Glucagon and arginine vasopressin (AVP) enhance renal magnesium conservation through actions within the loop of Henle and the distal tubule. Studies were performed on an immortalized mouse distal convoluted tubule (MDCT) cell line to characterize the cellular actions of these hormones on Mg2+ transport in this segment of the distal tubule. Glucagon and AVP increased cellular cAMP concentrations by about fivefold above basal levels in normal and Mg(2+)-depleted cells. Intracellular free Mg2+ concentration ([Mg2+]i) was determined on single MDCT cells using microfluorescence with mag-fura 2. To assess Mg2+ uptake, MDCT cells were first Mg2+ depleted (0.22 +/- 0.01 mM) by culturing in Mg(2+)-free media for 16 h and then placed in 1.5 mM MgCl2, and the [Mg2+]i was determined. [Mg2+]i returned to basal levels, 0.53 +/- 0.02 mM, with a mean refill rate, d([Mg2+]i/dt, of 164 +/- 5 nM/s. Both glucagon and AVP stimulated Mg2+ uptake into MDCT cells, 196 +/- 11 and 189 +/- 6 nM/s, respectively, at concentrations of 3 x 10(-7) M and 10(-7) M, respectively. Enhanced Mg2+ uptake for each of the hormones was concentration dependent and inhibited by the channel blocker, nifedipine. Hormone stimulation of Mg2+ entry was not dependent on protein synthesis. 8-Bromo-cAMP, 10(-4) M, enhanced Mg2+ uptake (225 +/- 13 nM/s), whereas phorbol esters were without effect. Finally, protein kinase A inhibition prevented glucagon and AVP stimulation of Mg2+ uptake, supporting the notion that the cAMP pathway is important as expected in the hormone action. These studies demonstrate that glucagon and AVP stimulate Mg2+ uptake in MDCT cells and suggest that these hormones act to control magnesium conservation in the convoluted segment of the distal tubule.

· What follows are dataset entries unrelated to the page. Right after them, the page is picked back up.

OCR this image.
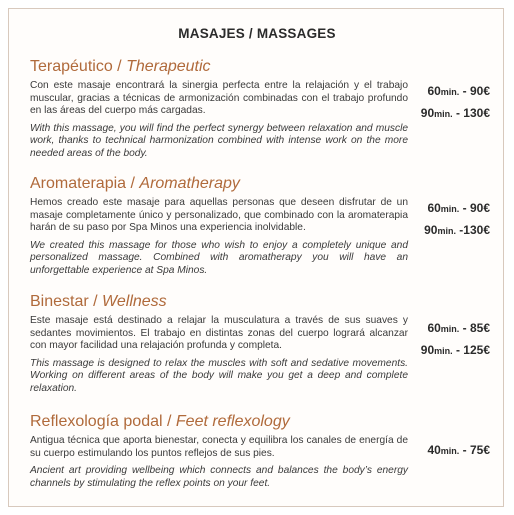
MASAJES / MASSAGES
Terapéutico / Therapeutic
Con este masaje encontrará la sinergia perfecta entre la relajación y el trabajo muscular, gracias a técnicas de armonización combinadas con el trabajo profundo en las áreas del cuerpo más cargadas.
With this massage, you will find the perfect synergy between relaxation and muscle work, thanks to technical harmonization combined with intense work on the more needed areas of the body.
60min. - 90€
90min. - 130€
Aromaterapia / Aromatherapy
Hemos creado este masaje para aquellas personas que deseen disfrutar de un masaje completamente único y personalizado, que combinado con la aromaterapia harán de su paso por Spa Minos una experiencia inolvidable.
We created this massage for those who wish to enjoy a completely unique and personalized massage. Combined with aromatherapy you will have an unforgettable experience at Spa Minos.
60min. - 90€
90min. -130€
Binestar / Wellness
Este masaje está destinado a relajar la musculatura a través de sus suaves y sedantes movimientos. El trabajo en distintas zonas del cuerpo logrará alcanzar con mayor facilidad una relajación profunda y completa.
This massage is designed to relax the muscles with soft and sedative movements. Working on different areas of the body will make you get a deep and complete relaxation.
60min. - 85€
90min. - 125€
Reflexología podal / Feet reflexology
Antigua técnica que aporta bienestar, conecta y equilibra los canales de energía de su cuerpo estimulando los puntos reflejos de sus pies.
Ancient art providing wellbeing which connects and balances the body’s energy channels by stimulating the reflex points on your feet.
40min. - 75€
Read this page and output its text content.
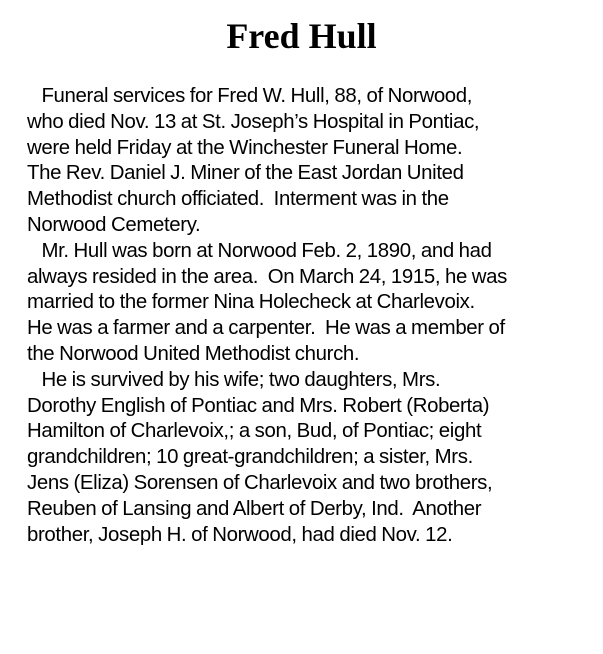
Fred Hull
Funeral services for Fred W. Hull, 88, of Norwood,
who died Nov. 13 at St. Joseph’s Hospital in Pontiac,
were held Friday at the Winchester Funeral Home.
The Rev. Daniel J. Miner of the East Jordan United
Methodist church officiated.  Interment was in the
Norwood Cemetery.
Mr. Hull was born at Norwood Feb. 2, 1890, and had
always resided in the area.  On March 24, 1915, he was
married to the former Nina Holecheck at Charlevoix.
He was a farmer and a carpenter.  He was a member of
the Norwood United Methodist church.
He is survived by his wife; two daughters, Mrs.
Dorothy English of Pontiac and Mrs. Robert (Roberta)
Hamilton of Charlevoix,; a son, Bud, of Pontiac; eight
grandchildren; 10 great-grandchildren; a sister, Mrs.
Jens (Eliza) Sorensen of Charlevoix and two brothers,
Reuben of Lansing and Albert of Derby, Ind.  Another
brother, Joseph H. of Norwood, had died Nov. 12.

胰高血糖素和精氨酸加压素(AVP)通过在髓袢和远曲小管中的作用增强肾脏对镁的保留。对永生化小鼠远曲小管(MDCT)细胞系进行了研究,以表征这些激素对远曲小管该节段中Mg2+转运的细胞作用。在正常和Mg(2+)缺乏的细胞中,胰高血糖素和AVP使细胞内cAMP浓度比基础水平增加约五倍。使用mag-fura 2通过微荧光法在单个MDCT细胞上测定细胞内游离Mg2+浓度([Mg2+]i)。为了评估Mg2+摄取,首先通过在无Mg(2+)培养基中培养16小时使MDCT细胞Mg2+缺乏(0.22±0.01 mM),然后置于1.5 mM MgCl2中,并测定[Mg2+]i。[Mg2+]i恢复到基础水平,即0.53±0.02 mM,平均再填充速率d([Mg2+]i/dt)为164±5 nM/s。胰高血糖素和AVP均刺激Mg2+摄取到MDCT细胞中,浓度分别为3×10(-7) M和10(-7) M时,摄取速率分别为196±11和189±6 nM/s。每种激素增强的Mg2+摄取均呈浓度依赖性,并被通道阻滞剂硝苯地平抑制。激素刺激Mg2+进入不依赖于蛋白质合成。10(-4) M的8-溴-cAMP增强了Mg2+摄取(225±13 nM/s),而佛波酯则没有作用。最后,蛋白激酶A抑制阻止了胰高血糖素和AVP对Mg2+摄取的刺激,支持了cAMP途径在激素作用中如预期的那样很重要的观点。这些研究表明,胰高血糖素和AVP刺激MDCT细胞摄取Mg2+,并表明这些激素在控制远曲小管曲段中镁的保留方面发挥作用。